Making the transition from a revenue model based on one-time IT projects to one that relies on recurring revenue from Software-as-a-Service applications can be tricky. Shift the business too fast before the recurring revenue stream has had a chance to grow and a solution provider could find itself with an inadequate cash flow.
That's been the challenge facing Orchestra Software, a Beaverton, Ore.-based solution provider that partners with SAP and develops solutions for craft breweries, the restaurant industry and fuel distributors based on SAP's Business One applications for small businesses.
"For the long term it's better, but in the short term you take a hit," said Brad Windecker, president and CEO, on making the transition to a cloud-based, SaaS recurring revenue model. "For a traditional VAR, it's hard to do."
But it's a move solution providers have to take, Windecker said, because he sees no future in the old reseller model. "In my opinion that business is going away. It's not sustainable to deliver software to customers today the same way it was done five years ago."

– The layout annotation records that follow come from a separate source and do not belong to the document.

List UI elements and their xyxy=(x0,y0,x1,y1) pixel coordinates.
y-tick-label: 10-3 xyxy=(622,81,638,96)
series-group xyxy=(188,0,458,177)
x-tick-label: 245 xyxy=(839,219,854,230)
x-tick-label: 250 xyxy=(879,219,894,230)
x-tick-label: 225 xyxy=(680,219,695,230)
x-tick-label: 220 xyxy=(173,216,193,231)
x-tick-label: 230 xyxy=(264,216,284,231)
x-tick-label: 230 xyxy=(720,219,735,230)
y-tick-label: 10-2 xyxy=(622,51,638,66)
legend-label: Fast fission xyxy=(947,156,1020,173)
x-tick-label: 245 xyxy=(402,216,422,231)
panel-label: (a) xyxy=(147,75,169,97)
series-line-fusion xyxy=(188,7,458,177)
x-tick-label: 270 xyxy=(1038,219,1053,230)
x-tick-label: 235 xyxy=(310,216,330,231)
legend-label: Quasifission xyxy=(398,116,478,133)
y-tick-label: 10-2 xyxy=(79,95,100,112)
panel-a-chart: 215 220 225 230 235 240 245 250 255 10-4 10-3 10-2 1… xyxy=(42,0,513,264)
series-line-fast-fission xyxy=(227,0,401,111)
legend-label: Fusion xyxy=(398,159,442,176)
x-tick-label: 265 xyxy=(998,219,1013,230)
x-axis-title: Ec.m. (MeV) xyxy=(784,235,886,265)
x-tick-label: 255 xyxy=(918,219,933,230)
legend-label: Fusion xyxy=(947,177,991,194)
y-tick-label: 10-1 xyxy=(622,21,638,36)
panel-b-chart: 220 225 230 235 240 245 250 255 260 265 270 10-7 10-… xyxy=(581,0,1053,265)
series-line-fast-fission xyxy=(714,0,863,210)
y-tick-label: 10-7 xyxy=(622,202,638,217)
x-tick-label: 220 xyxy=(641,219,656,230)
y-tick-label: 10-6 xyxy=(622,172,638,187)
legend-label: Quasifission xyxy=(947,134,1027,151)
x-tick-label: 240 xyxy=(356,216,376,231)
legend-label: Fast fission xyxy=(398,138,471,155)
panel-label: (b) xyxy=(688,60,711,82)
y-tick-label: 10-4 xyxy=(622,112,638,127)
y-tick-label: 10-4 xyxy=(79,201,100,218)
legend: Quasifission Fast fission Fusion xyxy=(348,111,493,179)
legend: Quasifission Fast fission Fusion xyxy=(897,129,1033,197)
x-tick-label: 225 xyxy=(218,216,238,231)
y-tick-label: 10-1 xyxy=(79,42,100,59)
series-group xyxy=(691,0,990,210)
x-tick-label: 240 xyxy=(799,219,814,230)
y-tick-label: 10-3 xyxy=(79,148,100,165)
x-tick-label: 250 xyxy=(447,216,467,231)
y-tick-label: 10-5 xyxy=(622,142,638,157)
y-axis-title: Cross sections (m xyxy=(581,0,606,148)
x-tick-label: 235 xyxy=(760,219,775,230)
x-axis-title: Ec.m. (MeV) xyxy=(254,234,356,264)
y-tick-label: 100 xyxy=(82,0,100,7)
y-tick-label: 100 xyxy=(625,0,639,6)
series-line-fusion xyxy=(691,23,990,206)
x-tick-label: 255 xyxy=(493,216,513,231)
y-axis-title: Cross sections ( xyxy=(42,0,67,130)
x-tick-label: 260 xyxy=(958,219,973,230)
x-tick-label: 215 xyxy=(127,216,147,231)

Just how Orchestra is managing the transition holds lessons for other solution providers.
Founded in 2008, Orchestra initially took the traditional VAR route by installing on-premises SAP applications for SMB customers. But in the last year-and-a-half the company has been hugely successful providing its applications for the exploding craft brewery industry on a subscription basis running on SAP's Business One cloud software.
Before starting Orchestra, Windecker worked as an SAP software implementation consultant at a large solution provider in the Pacific Northwest. During that time Windecker came to realize that the implementation and business process expertise he gained through that work could be packaged and made repeatable for specific vertical industries – what he calls "microniches."